Bodrum 2025: Reflections on a Journey

The Property and Freedom Society meets every September in Bodrum, Turkey. Since 2006 it has gathered friends of liberty in this old corner of Asia Minor. This year I had the privilege of attending for the first time. My official role was humbler than most: I was there to assist Dr Sean Gabb. It fell to me to guide him in and out of his mobility scooter, to steady him across the uneven pavements, and at times to keep his dentures securely in place. Such tasks may not sound glamorous, but they gave me an excuse to be constantly by his side, listening and learning.

The journey itself was a reminder that conferences are not only about lectures. Travel throws people together and creates those small incidents that stay in memory. By the time we reached the Hotel Karia Princess — the regular home of the Society — there was already a sense of shared achievement.

The hotel deserves a mention. Quietly luxurious, shaded by gardens, and staffed with unfailing kindness, it provided a refuge from the heat and noise of Bodrum. Meals in the courtyard, punctuated by the soft splash of the swimming pool, gave the conference an almost cloistered atmosphere. Yet this calm was balanced by the intensity of the talks, which ranged from monetary theory to piracy, from Roman slavery to Swiss anarchism.

The highlight outside the formal sessions was Dr Gabb’s impromptu tour of the Bodrum Castle Museum. The castle, built by the Knights of St John in the fifteenth century, now houses one of the world’s great collections of underwater archaeology. The stone walls, looking out over the harbour, and the jumble of Byzantine and Ottoman remains are impressive in themselves. But it was the cargoes of ancient shipwrecks that we were there to see.

Guiding us slowly up and down the many staircases — a Herculean task given the mobility scooter — Dr Gabb spoke with evident delight about the trade patterns revealed by amphorae, copper ingots, and exotic goods raised from the seabed. He explained how the Uluburun shipwreck, dating to the late Bronze Age, carried materials from as far apart as the Levant, Cyprus, and Central Europe. This was evidence, he told us, of a long-distance commercial network three thousand years old, one that tied together the eastern Mediterranean before the fall of Troy and the three century darkness that followed. The point, he stressed, was that globalisation is not new.
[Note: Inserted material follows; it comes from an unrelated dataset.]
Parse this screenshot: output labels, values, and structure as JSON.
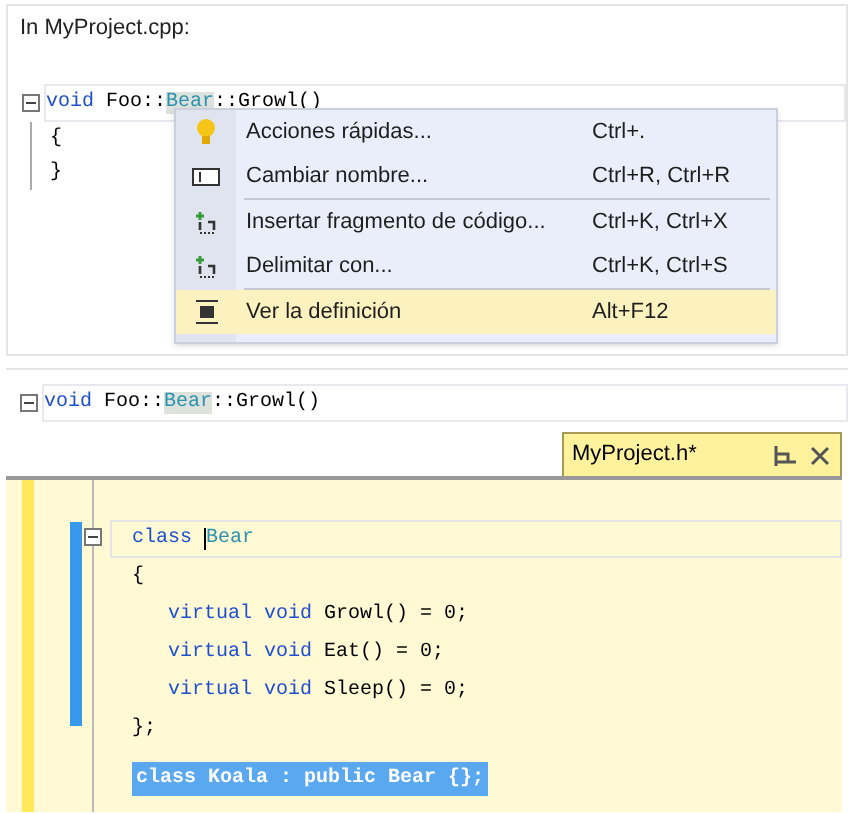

Free exchange, even across dangerous seas, has always been a defining feature of civilisation.

We emerged from the tour sunburnt and somewhat thirsty, but with a vivid sense of how archaeology brings economic history to life. It was one of the most memorable lessons of the week, though given informally and outside the official programme.
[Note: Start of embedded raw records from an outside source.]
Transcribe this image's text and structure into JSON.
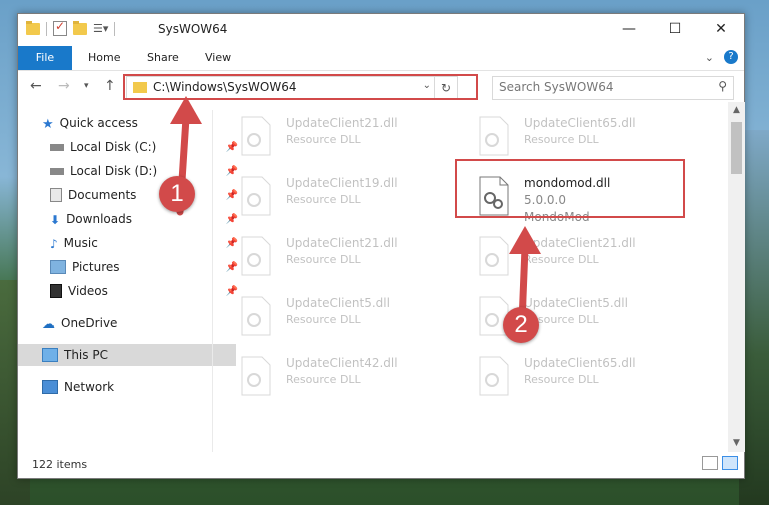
{
  "window": {
    "title": "SysWOW64",
    "controls": [
      "minimize",
      "maximize",
      "close"
    ]
  },
  "ribbon": {
    "tabs": [
      "File",
      "Home",
      "Share",
      "View"
    ]
  },
  "nav": {
    "address": "C:\\Windows\\SysWOW64",
    "search_placeholder": "Search SysWOW64"
  },
  "sidebar": {
    "items": [
      {
        "label": "Quick access",
        "icon": "star-icon",
        "pinned": false
      },
      {
        "label": "Local Disk (C:)",
        "icon": "drive-icon",
        "pinned": true
      },
      {
        "label": "Local Disk (D:)",
        "icon": "drive-icon",
        "pinned": true
      },
      {
        "label": "Documents",
        "icon": "documents-icon",
        "pinned": true
      },
      {
        "label": "Downloads",
        "icon": "download-icon",
        "pinned": true
      },
      {
        "label": "Music",
        "icon": "music-icon",
        "pinned": true
      },
      {
        "label": "Pictures",
        "icon": "pictures-icon",
        "pinned": true
      },
      {
        "label": "Videos",
        "icon": "videos-icon",
        "pinned": true
      },
      {
        "label": "OneDrive",
        "icon": "cloud-icon",
        "pinned": false
      },
      {
        "label": "This PC",
        "icon": "pc-icon",
        "pinned": false,
        "selected": true
      },
      {
        "label": "Network",
        "icon": "network-icon",
        "pinned": false
      }
    ]
  },
  "files": {
    "left": [
      {
        "name": "UpdateClient21.dll",
        "type": "Resource DLL"
      },
      {
        "name": "UpdateClient19.dll",
        "type": "Resource DLL"
      },
      {
        "name": "UpdateClient21.dll",
        "type": "Resource DLL"
      },
      {
        "name": "UpdateClient5.dll",
        "type": "Resource DLL"
      },
      {
        "name": "UpdateClient42.dll",
        "type": "Resource DLL"
      }
    ],
    "right": [
      {
        "name": "UpdateClient65.dll",
        "type": "Resource DLL"
      },
      {
        "name": "mondomod.dll",
        "version": "5.0.0.0",
        "description": "MondoMod",
        "highlighted": true
      },
      {
        "name": "UpdateClient21.dll",
        "type": "Resource DLL"
      },
      {
        "name": "UpdateClient5.dll",
        "type": "Resource DLL"
      },
      {
        "name": "UpdateClient65.dll",
        "type": "Resource DLL"
      }
    ]
  },
  "status": {
    "item_count": "122 items"
  },
  "annotations": {
    "badge1": "1",
    "badge2": "2",
    "color": "#d24a4a"
  }
}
The conference itself had its usual mixture of brilliance and provocation. Hoppe, DiLorenzo, Hülsmann, Ammous, and others spoke with the candour that Bodrum encourages. Papers were dense, arguments fierce, and evenings long with conversation. Yet what strikes me most, looking back, is the atmosphere of friendship. Whatever our differences in age or background, we were all bound by a shared curiosity and a sense of being outside the mainstream. In such company, even the task of keeping one’s teacher’s dentures steady becomes a kind of honour.

For me, as a younger participant, the experience was doubly valuable. I had the chance to watch great minds at work, but also to see the human side of scholarship. In a way, that balance — between high theory and common reality — was what made the week so rewarding.
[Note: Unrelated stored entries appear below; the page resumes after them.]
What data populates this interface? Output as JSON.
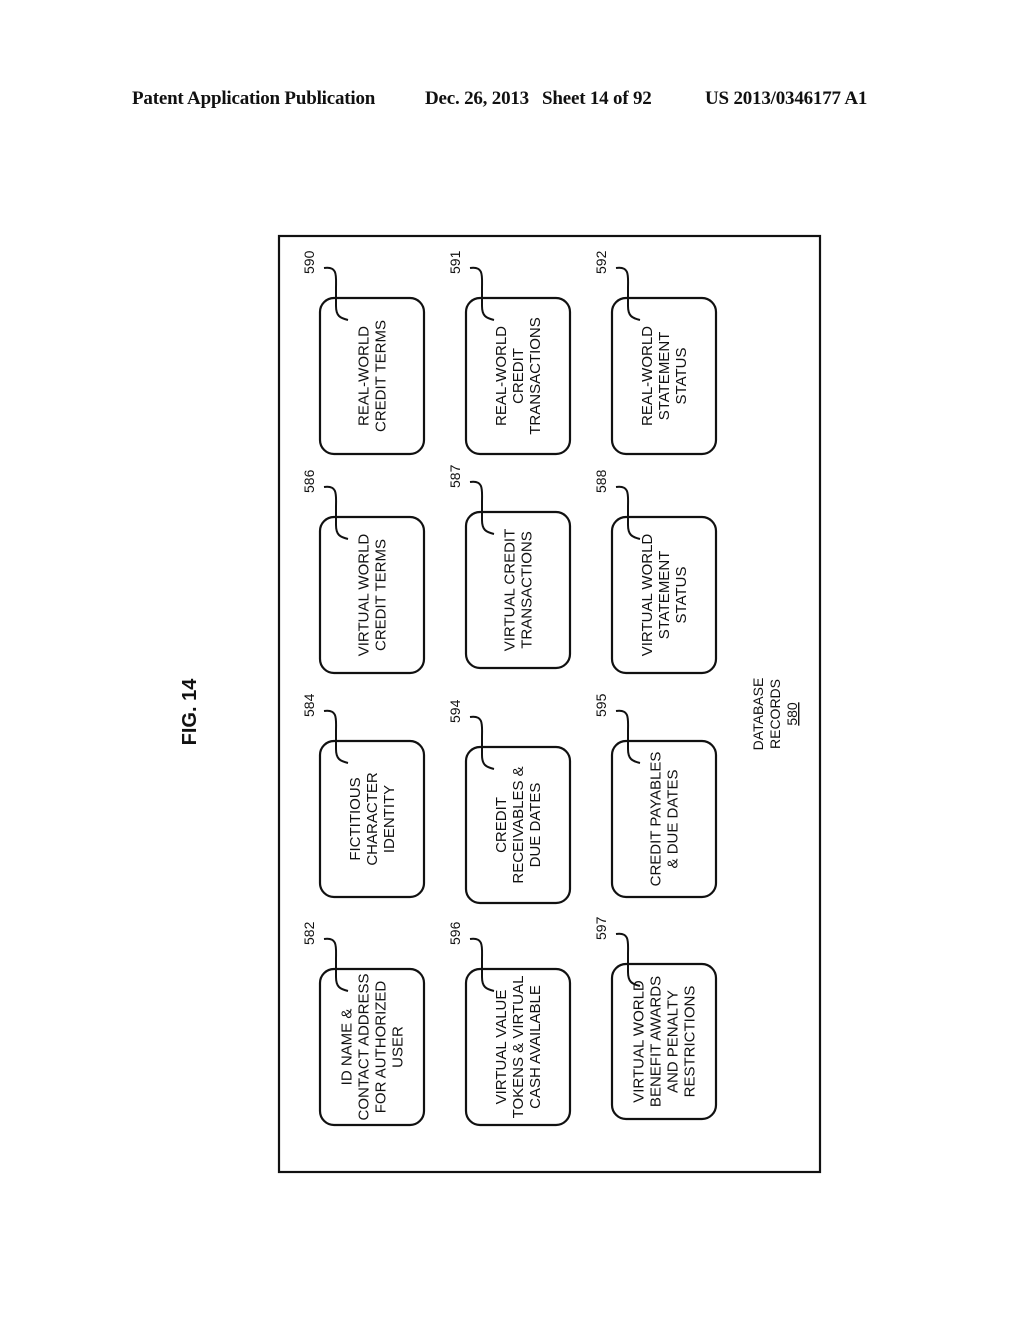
{
  "header": {
    "publication": "Patent Application Publication",
    "date": "Dec. 26, 2013",
    "sheet": "Sheet 14 of 92",
    "number": "US 2013/0346177 A1"
  },
  "figure": {
    "label": "FIG. 14",
    "container_label_lines": [
      "DATABASE",
      "RECORDS"
    ],
    "container_ref": "580"
  },
  "records": [
    {
      "ref": "590",
      "lines": [
        "REAL-WORLD",
        "CREDIT TERMS"
      ]
    },
    {
      "ref": "591",
      "lines": [
        "REAL-WORLD",
        "CREDIT",
        "TRANSACTIONS"
      ]
    },
    {
      "ref": "592",
      "lines": [
        "REAL-WORLD",
        "STATEMENT",
        "STATUS"
      ]
    },
    {
      "ref": "586",
      "lines": [
        "VIRTUAL WORLD",
        "CREDIT TERMS"
      ]
    },
    {
      "ref": "587",
      "lines": [
        "VIRTUAL CREDIT",
        "TRANSACTIONS"
      ]
    },
    {
      "ref": "588",
      "lines": [
        "VIRTUAL WORLD",
        "STATEMENT",
        "STATUS"
      ]
    },
    {
      "ref": "584",
      "lines": [
        "FICTITIOUS",
        "CHARACTER",
        "IDENTITY"
      ]
    },
    {
      "ref": "594",
      "lines": [
        "CREDIT",
        "RECEIVABLES &",
        "DUE DATES"
      ]
    },
    {
      "ref": "595",
      "lines": [
        "CREDIT PAYABLES",
        "& DUE DATES"
      ]
    },
    {
      "ref": "582",
      "lines": [
        "ID NAME &",
        "CONTACT ADDRESS",
        "FOR AUTHORIZED",
        "USER"
      ]
    },
    {
      "ref": "596",
      "lines": [
        "VIRTUAL VALUE",
        "TOKENS & VIRTUAL",
        "CASH AVAILABLE"
      ]
    },
    {
      "ref": "597",
      "lines": [
        "VIRTUAL WORLD",
        "BENEFIT AWARDS",
        "AND PENALTY",
        "RESTRICTIONS"
      ]
    }
  ]
}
As we left the hotel at the end of the week, exhausted but grateful, I thought about the peculiar blend that makes the Property and Freedom Society endure. It is part intellectual salon, part holiday camp, part family reunion. Where else could one hear a radical critique of democratic peace in the morning, discuss Bitcoin over lunch, wrestle a mobility scooter down castle steps in the afternoon, and share a glass of raki in the evening?

Bodrum 2025 will stay with me not only for the lectures — though they were extraordinary — but for the hospitality of the Karia Princess, the splendour of the castle, the generosity of colleagues, and the chance to serve a mentor. For all the burdens of travel, it was a lovely conference.